Ugly American? Harris-Perry Worries US Tourists Would be 'Plague' on Cuba

April 11th, 2015 2:28 PM

Imagine you're a Cuban who has somehow managed to catch the cablecast of Melissa Harris-Perry's MSNBC show today.  The topic is President Obama's opening toward Cuba. You're scraping by on the average Cuban monthly salary of $20/month and are thrilled at the prospect of getting a better-paying job if and when American tourists start coming in numbers.

Then suddenly you hear Harris-Perry fretting that there could be a "downside" for Cuba in letting in those American tourists.  They could be a "plague" for Cuba. Impose their cultural "hegemony."  !Ay caramba!  

Yes, Harris-Perry is worried that Cuba's wonderful workers paradise could be despoiled by those invading yanqui tourists.  Fortunately, a sensible guest, Prof. John Gutierrez of the John Jay College of Criminal Justice, was there to politely tell Harris-Perry to stop "fetishizing" the Cuba of old cars and delapidated architecture, adding "Cubans are entitled to a good standard of living.

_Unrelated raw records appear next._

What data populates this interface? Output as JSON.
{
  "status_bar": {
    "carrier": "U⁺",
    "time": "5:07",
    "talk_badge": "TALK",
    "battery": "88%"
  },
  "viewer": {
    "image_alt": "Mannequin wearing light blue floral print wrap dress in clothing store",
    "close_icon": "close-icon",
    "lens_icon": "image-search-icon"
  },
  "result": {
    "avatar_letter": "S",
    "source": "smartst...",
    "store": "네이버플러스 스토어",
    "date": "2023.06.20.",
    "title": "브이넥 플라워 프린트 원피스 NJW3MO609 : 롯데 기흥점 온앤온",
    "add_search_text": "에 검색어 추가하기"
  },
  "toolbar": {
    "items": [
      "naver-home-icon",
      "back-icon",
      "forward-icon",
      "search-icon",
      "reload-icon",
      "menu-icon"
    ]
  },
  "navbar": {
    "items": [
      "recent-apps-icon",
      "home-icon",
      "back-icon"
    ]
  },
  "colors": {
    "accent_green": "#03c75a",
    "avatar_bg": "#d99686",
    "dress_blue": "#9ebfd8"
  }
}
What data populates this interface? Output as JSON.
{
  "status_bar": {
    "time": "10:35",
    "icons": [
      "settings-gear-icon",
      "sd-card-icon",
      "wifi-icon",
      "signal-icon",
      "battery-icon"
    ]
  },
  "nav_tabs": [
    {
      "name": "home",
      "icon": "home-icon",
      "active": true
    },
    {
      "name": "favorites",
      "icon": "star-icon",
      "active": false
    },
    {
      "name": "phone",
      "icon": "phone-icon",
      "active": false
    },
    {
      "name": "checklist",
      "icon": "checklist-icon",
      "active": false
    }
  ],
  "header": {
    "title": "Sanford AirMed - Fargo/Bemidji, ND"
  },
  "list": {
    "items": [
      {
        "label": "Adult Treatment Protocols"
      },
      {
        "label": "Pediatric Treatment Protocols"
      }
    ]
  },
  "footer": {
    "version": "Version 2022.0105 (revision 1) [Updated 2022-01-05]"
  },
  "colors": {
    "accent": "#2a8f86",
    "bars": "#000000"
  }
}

That may mean having a Home Depot in Cuba. And I think we need to respect that."

MELISSA HARRIS-PERRY:  On the one hand, it is great to reopen these relationships. On the other hand, I worry about American tourists and the ways we can sometimes be a plague on the rest of the world, particularly in these nations that become high-tourist economies. And I'm wondering if there's a downside to our economic ties opening up with Cuba, for Cuba! 

JOHN GUTIERREZ: For me, let me take the opposite position here, which is that I think we have to stop fetishizing the Cuba of old cars and run down architecture. Cubans are entitled to a good standard of living. That may mean having a home Depot in Cuba. And I think we need to respect that. So before we worry so much about whether or not the arrival of American capitalism changes something in Cuba, I think we need to recognize that Cubans have for 50 years been denied many of the basics of modern life. 

HARRIS-PERRY: I hear you, I do, but there's still this kind of cultural hegemony clash that can exist.